Un mundo perfecto
por Mario SantiagoCuando hablamos de películas-pastiche –ese cine que surge de la combinación de referentes– solemos pensar en directores como Quentin Tarantino o Baz Luhrman: los apólogos del cineasta DJ. Sin embargo, la idea del pastiche está mucho más extendida de lo que podría parecer. Incluso en un drama familiar de corte intimista como Una vida en tres días podemos encontrar esa avalancha referencial que es la principal seña de identidad de la posmodernidad fílmica. En este caso, Jason Reitman (el director de films como Up in the Air o Young Adult) navega con ánimo nostálgico por ese nuevo edén fílmico que es la década de los 80; un paraíso perdido que se han encargado de idealizar, cada una a su manera, películas como El hijo de Rambow, Super 8 o la saga de Los mercenarios.
El primero y más elemental de los referentes que maneja
Una vida en tres días es la idea de la familia disfuncional que planea por el cine de Steven Spielberg, a quién se cita de forma explícita cuando los protagonistas se sientan a ver por la televisión Encuentros en la tercera fase. Luego, en una apuesta intermitente por un cierto lirismo, encontramos unos montajes entrecortados y un uso marcadamente poético de la voz en off que hace pensar en el cine de Terrence Malick; aunque el referente más directo es seguramente la mirada inocente al horror de la sobrevalorada Cuenta conmigo. Y, por último, conformando el trasfondo formal y tonal que sostiene al conjunto, encontramos ecos de la cara más sensible de Clint Eastwood: por momentos, la trama parece hibridar las historias de Un mundo perfecto y Los puentes de Madison. Visto todo esto, podríamos concluir que Reitman no tiene mal gusto a la hora de elegir sus referentes; sin embargo, el problema es que la ansiedad por citar y homenajear termina derivando en una película que no sabe encontrar su propia personalidad.

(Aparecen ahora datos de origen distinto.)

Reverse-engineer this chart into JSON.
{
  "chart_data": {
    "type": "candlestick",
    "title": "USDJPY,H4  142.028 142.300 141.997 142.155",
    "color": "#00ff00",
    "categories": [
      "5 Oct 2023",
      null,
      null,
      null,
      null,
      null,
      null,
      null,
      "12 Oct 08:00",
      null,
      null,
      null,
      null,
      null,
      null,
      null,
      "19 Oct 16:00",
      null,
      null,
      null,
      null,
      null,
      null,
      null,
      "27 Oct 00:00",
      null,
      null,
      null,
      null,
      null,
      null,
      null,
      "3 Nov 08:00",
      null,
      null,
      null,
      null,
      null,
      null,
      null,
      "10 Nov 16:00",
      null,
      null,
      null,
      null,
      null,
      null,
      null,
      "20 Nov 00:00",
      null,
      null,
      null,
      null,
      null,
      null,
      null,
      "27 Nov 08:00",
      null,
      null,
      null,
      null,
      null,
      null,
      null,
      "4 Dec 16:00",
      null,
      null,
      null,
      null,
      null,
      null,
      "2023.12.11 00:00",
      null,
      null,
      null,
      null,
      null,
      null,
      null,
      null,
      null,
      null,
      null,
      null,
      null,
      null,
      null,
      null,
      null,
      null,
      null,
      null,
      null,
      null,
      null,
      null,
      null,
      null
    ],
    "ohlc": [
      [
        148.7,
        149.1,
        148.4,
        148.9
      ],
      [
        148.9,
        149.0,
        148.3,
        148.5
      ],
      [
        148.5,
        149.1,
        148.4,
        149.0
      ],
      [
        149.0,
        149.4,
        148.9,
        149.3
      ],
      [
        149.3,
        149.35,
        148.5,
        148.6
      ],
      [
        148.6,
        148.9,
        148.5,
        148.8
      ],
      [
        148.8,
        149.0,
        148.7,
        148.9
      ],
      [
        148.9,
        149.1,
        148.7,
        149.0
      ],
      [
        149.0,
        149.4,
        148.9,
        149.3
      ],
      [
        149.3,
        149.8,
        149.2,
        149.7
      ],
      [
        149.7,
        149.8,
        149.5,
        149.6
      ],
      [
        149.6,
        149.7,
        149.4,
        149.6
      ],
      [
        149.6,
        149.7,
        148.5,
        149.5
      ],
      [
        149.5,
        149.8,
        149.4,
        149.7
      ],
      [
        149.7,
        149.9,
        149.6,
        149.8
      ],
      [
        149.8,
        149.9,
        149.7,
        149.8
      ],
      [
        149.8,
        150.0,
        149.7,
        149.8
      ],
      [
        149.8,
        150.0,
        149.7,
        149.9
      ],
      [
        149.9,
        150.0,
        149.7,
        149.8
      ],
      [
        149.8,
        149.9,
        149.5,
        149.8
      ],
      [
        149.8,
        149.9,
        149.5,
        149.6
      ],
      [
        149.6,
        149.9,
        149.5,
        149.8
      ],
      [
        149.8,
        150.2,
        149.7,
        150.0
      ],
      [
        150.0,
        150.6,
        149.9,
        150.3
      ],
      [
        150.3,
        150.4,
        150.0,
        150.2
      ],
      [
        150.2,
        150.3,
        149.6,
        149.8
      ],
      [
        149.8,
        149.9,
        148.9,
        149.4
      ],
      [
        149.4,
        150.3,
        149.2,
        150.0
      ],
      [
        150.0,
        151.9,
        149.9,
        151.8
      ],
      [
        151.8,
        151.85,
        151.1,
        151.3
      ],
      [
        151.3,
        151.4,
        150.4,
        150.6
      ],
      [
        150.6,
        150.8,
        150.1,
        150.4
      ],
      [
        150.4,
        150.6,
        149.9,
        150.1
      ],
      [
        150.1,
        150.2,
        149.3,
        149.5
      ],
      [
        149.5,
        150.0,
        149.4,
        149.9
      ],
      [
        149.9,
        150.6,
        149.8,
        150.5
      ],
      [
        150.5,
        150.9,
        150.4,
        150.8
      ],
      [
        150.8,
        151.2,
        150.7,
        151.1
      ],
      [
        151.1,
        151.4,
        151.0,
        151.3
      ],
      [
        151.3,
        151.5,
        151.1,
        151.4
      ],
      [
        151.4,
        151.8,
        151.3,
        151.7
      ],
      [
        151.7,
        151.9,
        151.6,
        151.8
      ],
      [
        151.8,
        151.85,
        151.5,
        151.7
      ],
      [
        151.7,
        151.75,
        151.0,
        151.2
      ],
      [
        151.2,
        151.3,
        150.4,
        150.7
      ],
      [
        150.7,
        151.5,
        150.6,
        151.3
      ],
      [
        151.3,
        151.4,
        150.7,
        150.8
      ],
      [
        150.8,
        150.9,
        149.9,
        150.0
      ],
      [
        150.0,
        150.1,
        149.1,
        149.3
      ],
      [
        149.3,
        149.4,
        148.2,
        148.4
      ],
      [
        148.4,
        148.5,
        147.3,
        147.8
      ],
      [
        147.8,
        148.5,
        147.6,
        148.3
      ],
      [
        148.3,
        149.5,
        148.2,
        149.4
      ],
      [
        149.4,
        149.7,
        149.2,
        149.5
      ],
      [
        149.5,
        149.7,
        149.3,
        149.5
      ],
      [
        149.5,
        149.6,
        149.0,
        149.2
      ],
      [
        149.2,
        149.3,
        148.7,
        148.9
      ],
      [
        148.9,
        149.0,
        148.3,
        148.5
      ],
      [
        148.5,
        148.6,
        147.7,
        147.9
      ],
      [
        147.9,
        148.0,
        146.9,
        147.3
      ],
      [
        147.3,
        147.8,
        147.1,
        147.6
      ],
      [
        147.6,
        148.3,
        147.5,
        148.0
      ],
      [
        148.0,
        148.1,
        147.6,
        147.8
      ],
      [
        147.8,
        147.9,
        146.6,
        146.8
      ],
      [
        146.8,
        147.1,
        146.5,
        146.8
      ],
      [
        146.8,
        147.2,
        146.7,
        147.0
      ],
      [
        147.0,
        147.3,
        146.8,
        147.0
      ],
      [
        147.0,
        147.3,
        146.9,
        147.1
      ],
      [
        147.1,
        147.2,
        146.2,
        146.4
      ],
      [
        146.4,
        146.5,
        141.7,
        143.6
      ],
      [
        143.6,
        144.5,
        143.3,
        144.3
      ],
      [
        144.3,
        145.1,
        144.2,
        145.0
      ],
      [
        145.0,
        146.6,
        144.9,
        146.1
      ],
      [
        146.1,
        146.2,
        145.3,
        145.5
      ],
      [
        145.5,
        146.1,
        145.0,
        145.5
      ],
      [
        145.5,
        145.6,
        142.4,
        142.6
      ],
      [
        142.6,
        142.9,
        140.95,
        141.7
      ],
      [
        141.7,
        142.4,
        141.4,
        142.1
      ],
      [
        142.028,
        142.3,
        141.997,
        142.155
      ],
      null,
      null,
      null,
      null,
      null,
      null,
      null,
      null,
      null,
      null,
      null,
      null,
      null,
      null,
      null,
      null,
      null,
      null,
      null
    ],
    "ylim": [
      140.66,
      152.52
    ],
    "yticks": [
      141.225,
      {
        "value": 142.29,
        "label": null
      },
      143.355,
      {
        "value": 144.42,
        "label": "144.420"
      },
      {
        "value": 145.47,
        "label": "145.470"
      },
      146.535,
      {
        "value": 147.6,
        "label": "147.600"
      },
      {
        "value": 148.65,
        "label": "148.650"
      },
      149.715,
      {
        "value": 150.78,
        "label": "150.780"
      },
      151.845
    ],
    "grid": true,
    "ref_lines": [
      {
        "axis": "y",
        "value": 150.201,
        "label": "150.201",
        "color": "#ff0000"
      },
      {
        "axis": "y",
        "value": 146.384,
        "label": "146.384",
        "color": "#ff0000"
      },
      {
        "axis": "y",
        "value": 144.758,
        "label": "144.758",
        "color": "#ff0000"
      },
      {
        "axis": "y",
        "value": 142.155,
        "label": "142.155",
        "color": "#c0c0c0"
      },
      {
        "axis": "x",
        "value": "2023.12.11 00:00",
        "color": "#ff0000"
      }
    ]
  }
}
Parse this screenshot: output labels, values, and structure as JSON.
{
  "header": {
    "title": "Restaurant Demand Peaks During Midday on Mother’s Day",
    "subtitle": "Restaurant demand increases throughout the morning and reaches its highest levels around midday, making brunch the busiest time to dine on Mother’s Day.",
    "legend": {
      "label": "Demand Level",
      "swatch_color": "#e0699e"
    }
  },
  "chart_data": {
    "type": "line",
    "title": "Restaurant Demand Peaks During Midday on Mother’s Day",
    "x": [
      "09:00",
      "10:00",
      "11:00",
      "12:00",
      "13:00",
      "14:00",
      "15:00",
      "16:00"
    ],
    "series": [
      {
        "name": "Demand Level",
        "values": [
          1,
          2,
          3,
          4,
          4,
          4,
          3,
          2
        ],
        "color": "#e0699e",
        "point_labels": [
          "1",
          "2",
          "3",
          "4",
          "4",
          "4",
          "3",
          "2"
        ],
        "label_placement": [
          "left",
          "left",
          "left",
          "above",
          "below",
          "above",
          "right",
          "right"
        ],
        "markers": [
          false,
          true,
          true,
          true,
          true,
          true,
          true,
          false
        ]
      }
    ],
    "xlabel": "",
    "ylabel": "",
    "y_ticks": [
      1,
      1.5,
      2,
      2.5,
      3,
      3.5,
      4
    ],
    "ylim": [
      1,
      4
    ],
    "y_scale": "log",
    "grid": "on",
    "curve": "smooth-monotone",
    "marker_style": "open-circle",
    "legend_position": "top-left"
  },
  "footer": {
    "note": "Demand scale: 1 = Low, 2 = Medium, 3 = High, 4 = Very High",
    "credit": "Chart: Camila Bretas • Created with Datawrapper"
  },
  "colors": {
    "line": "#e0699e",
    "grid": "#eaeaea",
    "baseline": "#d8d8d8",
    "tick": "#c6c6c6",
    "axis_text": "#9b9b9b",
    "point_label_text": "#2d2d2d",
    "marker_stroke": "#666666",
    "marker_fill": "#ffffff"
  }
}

El resultado de este extravío estilístico queda bien patente en una escena en la que los tres protagonistas de la película –Kate Winslet como una abatida madre coraje, Josh Brolin como un bandido de buen corazón y Gattlin Griffith como el pequeño narrador– viven un momento de comunión mientras cocinan un pastel. Con las manos en la masa, componiendo un elogio a la pastelería sentimental, los personajes reeditan, en versión ‘soft’, la ridícula escena del magreo con el barro de Ghost. Por supuesto, esta escena tiene un impacto directo y milagroso sobre el relato: la amenazante presencia del extraño (Brolin) se transfigurará de forma instantánea en una cálida figura paterna para el chico y en una nueva puerta abierta al amor para la madre. De hecho, casi todos los movimientos anímicos del film se producen de forma abrupta, una circunstancia habitual en las adaptaciones literarias que aspiran a integrar todos los giros argumentales de la novela –Una vida en tres días lleva al cine la obra Como caído del cielo de Joyce Maynard–.
En definitiva, esta dependencia de las formas de la literatura termina llevando la película hacia un territorio en el que se echa en falta algo más de sugerencia. Al adoptar la mirada inocente e impresionable del niño, Reitman intenta plantear un juego de puntos de vista donde la realidad adquiera una cierta carga mítica –como ocurría con mejores resultados en Mud de Jeff Nichols–. Sin embargo, la operación no acaba de llegar a buen puerto debido a la tendencia de Reitman a hacer explícitas, siempre visibles, las motivaciones de los personajes.
A favor: Los destellos de talento actoral que proporciona Josh Brolin.
En contra: La frágil personalidad fílmica de la película no consigue sostener un relato demasiado inverosímil.